Now researchers have revisited these ANITA events in a study submitted in September 2018 and found three similar detections of upward-moving cosmic rays in another Antarctica experiment called IceCube, a particle detector that's buried in the ice. They've arrived at an astonishing conclusion: These aren't regular, Standard Model cosmic rays; they could be evidence of exotic physics.

Exotic physics refers to physics that we don't currently understand, and scientists refer to it as "physics beyond the Standard Model." The Standard Model is a recipe book of sorts that tells the universe how subatomic particles (from electrons to photons to quarks) should behave. When the Large Hadron Collider (LHC) discovered the Higgs boson in 2012 — the particle that endows matter with mass — the Standard Model was complete; the theoretical framework that describes all interactions down to subatomic scales had been wrapped up.

There was, however, a problem. In fact, there were several. The Standard Model does not explain what dark matter and dark energy are. It also cannot explain why the majority of the universe is made from matter rather than antimatter. There's also the question of neutrino mass — the Standard Model falls short there, too. There are many mysteries that cannot be explained by the Standard Model recipe book, so physicists are hard at work trying to find evidence for a recipe book that's governing the universe in the shadows.

Maddeningly, the most complex experiments on Earth have yet to find any conclusive evidence of this shadowy realm, though there are clues. And, according to the researchers investigating the ANITA and IceCube anomalies, these cosmic ray detections may have opened a window into physics beyond the Standard Model, providing evidence of particles that look like cosmic rays and yet don't behave like cosmic rays.
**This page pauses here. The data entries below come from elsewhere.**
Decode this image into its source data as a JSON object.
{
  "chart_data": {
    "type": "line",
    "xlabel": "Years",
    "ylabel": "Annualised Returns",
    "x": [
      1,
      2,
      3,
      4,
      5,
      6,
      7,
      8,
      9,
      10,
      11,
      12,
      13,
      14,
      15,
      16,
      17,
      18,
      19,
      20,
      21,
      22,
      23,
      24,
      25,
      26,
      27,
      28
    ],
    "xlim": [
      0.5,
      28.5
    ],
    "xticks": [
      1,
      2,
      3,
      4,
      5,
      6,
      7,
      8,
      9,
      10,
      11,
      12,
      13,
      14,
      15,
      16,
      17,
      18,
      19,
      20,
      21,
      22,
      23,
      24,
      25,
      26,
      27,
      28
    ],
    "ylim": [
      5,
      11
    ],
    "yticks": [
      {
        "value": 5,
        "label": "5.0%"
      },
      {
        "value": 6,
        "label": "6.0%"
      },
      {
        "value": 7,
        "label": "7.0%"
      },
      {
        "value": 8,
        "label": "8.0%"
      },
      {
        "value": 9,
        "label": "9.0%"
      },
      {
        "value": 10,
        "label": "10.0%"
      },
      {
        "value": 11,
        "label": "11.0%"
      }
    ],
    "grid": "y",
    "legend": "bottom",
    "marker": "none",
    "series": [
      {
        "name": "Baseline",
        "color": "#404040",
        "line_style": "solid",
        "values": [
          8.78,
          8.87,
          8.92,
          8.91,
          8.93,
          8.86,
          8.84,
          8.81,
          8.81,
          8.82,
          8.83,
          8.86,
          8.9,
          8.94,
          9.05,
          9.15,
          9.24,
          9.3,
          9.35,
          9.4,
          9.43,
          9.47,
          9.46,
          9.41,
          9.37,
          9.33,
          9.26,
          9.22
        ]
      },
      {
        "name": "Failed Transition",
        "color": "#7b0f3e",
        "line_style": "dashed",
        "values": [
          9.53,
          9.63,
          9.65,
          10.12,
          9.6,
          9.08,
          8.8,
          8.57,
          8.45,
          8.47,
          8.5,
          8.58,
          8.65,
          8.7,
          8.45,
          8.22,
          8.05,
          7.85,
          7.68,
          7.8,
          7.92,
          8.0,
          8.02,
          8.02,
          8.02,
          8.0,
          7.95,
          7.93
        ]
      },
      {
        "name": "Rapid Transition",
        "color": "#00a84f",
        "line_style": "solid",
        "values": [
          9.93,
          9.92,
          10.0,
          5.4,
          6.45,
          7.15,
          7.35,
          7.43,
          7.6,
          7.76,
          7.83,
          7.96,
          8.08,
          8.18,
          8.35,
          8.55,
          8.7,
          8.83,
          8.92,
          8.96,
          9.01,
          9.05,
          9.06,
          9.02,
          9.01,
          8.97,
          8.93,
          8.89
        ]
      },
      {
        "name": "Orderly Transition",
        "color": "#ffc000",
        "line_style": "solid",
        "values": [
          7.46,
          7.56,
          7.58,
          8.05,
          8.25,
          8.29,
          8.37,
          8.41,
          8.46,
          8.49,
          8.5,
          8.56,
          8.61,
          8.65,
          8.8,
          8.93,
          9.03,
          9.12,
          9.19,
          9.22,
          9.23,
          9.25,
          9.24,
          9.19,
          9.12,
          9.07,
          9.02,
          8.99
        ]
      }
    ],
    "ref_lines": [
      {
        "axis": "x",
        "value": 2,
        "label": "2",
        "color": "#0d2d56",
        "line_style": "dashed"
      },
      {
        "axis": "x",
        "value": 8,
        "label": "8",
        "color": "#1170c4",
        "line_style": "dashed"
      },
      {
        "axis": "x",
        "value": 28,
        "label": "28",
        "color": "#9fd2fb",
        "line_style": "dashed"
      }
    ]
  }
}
"[U]nder conservative extrapolations of the [standard model] interactions, there is no particle that can propagate through the Earth [...] at these energies and exit angles. We explore here whether "beyond the Standard Model" particles are required to explain the ANITA events, if correctly interpreted, and conclude that they are," the researchers write in their study.

"Supersymmetry" (or SUSY) is one hypothetical exotic physics recipe book that may help explain what's going on. This hypothesis suggests that all the particles we know and love have SUSY particles (aka "sparticles"). These sparticles would provide balance to the Standard Model and may explain some of the mysteries that are confounding physicists and cosmologists. Could these phantom cosmic rays actually be a whole different type of particle emerging from supersymmetry?

It's too early to tell, and more data is needed, but it's tantalizing to think that we may have accidentally glimpsed physics beyond the Standard Model at the most extreme location on Earth.